Some key examples of this include his ‘Spitting Image’ chairs in which the classic ‘bistro’ chair design from the cusp of the nineteenth and twentieth centuries is remade in a semi-transparent cast urethane resin as a limited edition of 96. Or, indeed, his ‘Dirty Thoughts’ chair in which the most mass-produced of chairs is cast in Kevlar and resin and decorated with a wild abstract Pollock-esque pattern. The hugely common becomes highly exclusive, almost perversely remade as a limited edition of only 7.

A slightly different approach to working with the found object also runs through his numerous designs for lighting that draw on the world of the chemistry laboratory, the found objects of traditional lab apparatus conveniently forming functional shapes akin to modernism’s constructions put to use towards similar functional ends. In more recent years this has shifted in the direction of the natural sciences; taxidermy and bell domes. Here, it is rather the serendipity of nature itself that comes to the fore; the skeleton of a common chicken bearing a striking first-glance similarity to a dinosaur, for example. The work at once evokes the world of Frankenstein – and no doubt the bad doctor’s contemporary soul mates- beavering away in the laboratory to produce a twisted nature.

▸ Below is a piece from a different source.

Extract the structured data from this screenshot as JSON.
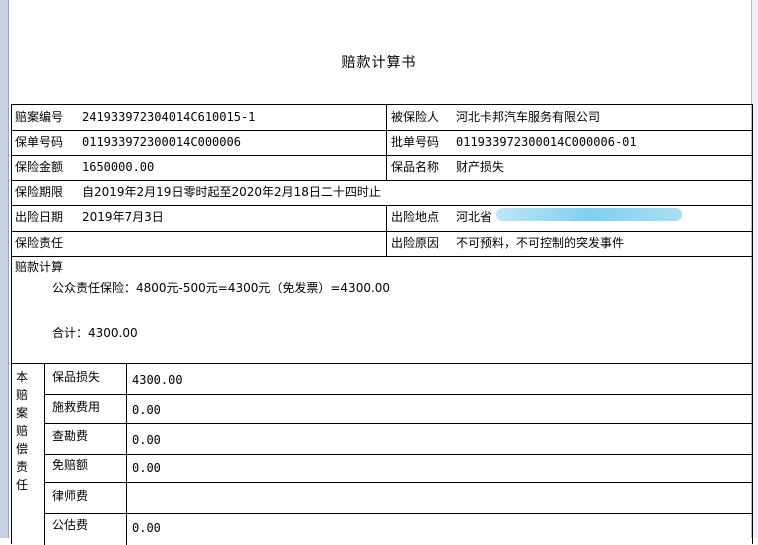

One of the things that distinguish Rolf Sachs’ work is its almost constant reference to preceding design culture. In much the same way that many contemporary artists work with the sheer weight of art history as a living entity within their work, so too does Sachs seem to be persistently engaged in reflecting upon the history of design and the languages of design culture rather than becoming engaged in an introspective battle to come up with some never-before-seen form. His is a very communicative approach to design in which communicating with the audience –rather than necessarily accommodating its practical needs- are primary. Often this takes on the form of a witty conversation, complete with humourous asides and little jokes.